Il libro è completato da due saggi introduttivi e da diciotto interviste a persone che da prospettive differenti e talora lontanissime vivono la montagna. Nel saggio d’apertura Enrico Camanni traccia un inquadramento storico delle trasformazioni del mondo alpino e dell’immaginario a esso legato. In altre parole, non solo le Alpi, ma anche il modo di guardare e di pensare le Alpi si è modificato nei secoli: se i Romani  vi vedono solo corridoi di transito e serbatoi di metalli, a lungo le Alpi si sono identificate con gli insediamenti di fondovalle, gli alpeggi, i pascoli e le fortificazioni sui colli; l’alternanza di secoli di clima mite e piccole glaciazioni insieme alle vicende della grande storia hanno determinato i periodi di fioritura o declino delle valli alpine, che in età moderna, con l’affermazione degli stati nazionali, ne diventano l’appendice periferica. Percorse da soldati e pellegrini, da emigranti e perseguitati, da commercianti e contrabbandieri, disegnate dai cartografi, spezzate dai confini, contese dagli eserciti, studiate dagli scienziati illuministi, cantate dai poeti romantici, scalate per gloria o per gioco dagli alpinisti, invase dai turisti: è la storia delle Alpi negli ultimi due millenni o poco più. Brutte e inutili, orrende e sublimi, arcaiche e pure, agro-silvo-pastorali e turistiche, etniche e globalizzate: le Alpi descritte da Camanni sono un mondo complesso, che oggi leggiamo attraverso stratificazioni di significato sedimentate nei secoli e ancora imbevuti di miti di purezza e autenticità duri a morire.

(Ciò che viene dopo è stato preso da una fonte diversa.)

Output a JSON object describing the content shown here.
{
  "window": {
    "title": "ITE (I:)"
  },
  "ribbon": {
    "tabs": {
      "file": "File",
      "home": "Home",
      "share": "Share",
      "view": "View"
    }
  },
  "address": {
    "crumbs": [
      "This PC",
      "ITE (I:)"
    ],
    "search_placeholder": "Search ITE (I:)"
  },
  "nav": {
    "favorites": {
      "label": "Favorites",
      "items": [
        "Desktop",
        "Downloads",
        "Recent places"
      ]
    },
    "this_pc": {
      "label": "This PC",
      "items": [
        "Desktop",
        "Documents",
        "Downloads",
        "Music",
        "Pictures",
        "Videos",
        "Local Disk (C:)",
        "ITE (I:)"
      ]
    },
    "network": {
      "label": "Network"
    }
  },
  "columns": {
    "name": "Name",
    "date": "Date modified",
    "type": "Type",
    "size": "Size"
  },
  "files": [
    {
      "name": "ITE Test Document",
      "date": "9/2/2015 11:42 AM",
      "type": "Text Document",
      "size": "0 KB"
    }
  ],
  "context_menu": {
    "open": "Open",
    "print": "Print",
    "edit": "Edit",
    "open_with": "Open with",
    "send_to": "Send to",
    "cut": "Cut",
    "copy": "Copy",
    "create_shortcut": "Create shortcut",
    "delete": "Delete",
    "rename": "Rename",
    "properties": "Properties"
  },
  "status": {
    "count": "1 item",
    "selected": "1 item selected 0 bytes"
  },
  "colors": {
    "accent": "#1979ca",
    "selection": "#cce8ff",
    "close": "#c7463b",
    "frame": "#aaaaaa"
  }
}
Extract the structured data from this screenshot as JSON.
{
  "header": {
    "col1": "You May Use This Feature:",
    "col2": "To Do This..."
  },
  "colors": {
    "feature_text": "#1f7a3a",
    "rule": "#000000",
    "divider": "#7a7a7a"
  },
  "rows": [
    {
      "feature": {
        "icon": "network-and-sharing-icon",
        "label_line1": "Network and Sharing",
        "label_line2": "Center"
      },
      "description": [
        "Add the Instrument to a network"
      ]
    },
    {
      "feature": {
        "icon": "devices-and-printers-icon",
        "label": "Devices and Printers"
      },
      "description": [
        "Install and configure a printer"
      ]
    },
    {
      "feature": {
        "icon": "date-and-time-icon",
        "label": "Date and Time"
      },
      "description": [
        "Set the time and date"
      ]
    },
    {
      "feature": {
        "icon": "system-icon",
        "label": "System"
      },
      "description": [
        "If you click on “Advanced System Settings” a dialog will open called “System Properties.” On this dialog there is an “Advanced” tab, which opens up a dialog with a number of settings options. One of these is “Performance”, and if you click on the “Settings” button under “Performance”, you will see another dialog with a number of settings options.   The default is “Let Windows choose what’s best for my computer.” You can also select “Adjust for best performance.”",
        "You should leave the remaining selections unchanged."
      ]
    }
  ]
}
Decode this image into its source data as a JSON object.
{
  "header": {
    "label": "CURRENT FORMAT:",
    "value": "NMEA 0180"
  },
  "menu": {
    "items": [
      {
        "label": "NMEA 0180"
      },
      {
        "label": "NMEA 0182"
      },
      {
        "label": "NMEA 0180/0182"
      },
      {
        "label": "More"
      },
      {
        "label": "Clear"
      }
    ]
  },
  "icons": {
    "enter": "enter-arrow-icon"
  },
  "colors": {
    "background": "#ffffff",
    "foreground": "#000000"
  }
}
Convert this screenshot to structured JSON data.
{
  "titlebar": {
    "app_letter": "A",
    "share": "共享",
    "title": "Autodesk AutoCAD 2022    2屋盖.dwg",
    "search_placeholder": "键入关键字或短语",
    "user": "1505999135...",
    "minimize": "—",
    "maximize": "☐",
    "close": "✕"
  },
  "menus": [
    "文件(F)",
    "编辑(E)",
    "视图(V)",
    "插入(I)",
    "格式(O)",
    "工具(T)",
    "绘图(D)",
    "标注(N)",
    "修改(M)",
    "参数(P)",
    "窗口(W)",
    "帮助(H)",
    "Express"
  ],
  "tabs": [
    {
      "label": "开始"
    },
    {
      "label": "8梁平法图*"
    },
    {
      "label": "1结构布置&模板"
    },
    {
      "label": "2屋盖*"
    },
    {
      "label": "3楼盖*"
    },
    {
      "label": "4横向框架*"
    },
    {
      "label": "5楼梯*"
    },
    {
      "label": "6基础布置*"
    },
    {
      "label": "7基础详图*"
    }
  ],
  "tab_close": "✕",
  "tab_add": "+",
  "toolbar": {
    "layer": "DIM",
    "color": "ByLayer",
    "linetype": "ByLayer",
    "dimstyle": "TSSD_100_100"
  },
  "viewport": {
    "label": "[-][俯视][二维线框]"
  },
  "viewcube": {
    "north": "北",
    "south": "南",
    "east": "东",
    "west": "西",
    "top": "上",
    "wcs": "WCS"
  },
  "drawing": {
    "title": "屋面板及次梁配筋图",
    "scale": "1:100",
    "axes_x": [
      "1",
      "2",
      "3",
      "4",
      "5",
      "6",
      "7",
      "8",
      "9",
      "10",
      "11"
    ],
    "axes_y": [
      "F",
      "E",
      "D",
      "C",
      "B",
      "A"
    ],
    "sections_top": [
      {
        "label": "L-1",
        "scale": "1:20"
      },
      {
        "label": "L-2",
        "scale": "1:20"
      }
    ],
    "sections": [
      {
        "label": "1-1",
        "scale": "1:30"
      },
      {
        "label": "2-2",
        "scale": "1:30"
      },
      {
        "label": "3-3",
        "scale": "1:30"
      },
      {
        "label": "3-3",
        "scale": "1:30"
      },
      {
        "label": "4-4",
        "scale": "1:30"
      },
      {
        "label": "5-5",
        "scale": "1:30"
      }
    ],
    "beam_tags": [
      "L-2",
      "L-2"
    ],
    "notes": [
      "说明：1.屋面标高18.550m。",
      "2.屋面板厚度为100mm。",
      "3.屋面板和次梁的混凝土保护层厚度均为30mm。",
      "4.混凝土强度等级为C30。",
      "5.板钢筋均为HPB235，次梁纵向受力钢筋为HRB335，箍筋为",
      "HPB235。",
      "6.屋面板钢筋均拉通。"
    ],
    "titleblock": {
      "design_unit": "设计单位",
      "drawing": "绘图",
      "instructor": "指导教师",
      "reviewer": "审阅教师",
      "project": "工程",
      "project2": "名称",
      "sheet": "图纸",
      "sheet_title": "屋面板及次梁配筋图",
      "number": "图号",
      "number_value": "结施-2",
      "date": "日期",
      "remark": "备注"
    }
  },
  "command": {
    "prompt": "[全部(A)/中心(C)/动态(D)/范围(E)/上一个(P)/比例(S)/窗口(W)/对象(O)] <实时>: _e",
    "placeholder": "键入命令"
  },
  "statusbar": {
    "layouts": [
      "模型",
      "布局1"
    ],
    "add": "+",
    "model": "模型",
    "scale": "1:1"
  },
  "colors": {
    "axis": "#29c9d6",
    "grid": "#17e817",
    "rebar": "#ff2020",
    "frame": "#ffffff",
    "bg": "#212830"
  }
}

Il saggio di Valentina Porcellana sviluppa il discorso di Camanni, analizzando la questione dell’identità alpina sotto la lente dell’antropologia. Le Alpi, un altrove “interno” e quasi “familiare” sono infatti oggi teatro di operazioni di recupero e ricostruzione di identità e tradizioni, che hanno trovato nella Legge regionale 482/1999 riconoscimento, tutela e sostegno finanziario. Ma spesso i ritorni alle radici nascono come reazioni a un disagio di tipo sociale e economico, a processi di spopolamento, abbandono, marginalizzazione e omologazione cui si cerca di far fronte appellandosi a specificità culturali o etniche (quasi sempre a entrambe) che comportano irrigidimenti e forzature.

Il rischio di questo “eccesso di cultura”, nell’accezione introdotta da Marco Aime, è quello di trasformare la fluida ricchezza delle differenze linguistiche in un rigido confine culturale, codificato e cristallizzato: la legge, infatti, “nello sforzo di precisare le categorie che godono dei benefici previsti dal dispositivo, impoverisce la varietà dei fenomeni a vantaggio di una loro standardizzazione”. Le isoglosse si mutano in confini identitari e le identità e le culture vengono fissate una volta per tutte, sottratte al loro perpetuo scorrere e confinate in una teca fuori dal tempo e dalla storia, come spesso accade agli attrezzi di lavoro conservati nei musei etnografici.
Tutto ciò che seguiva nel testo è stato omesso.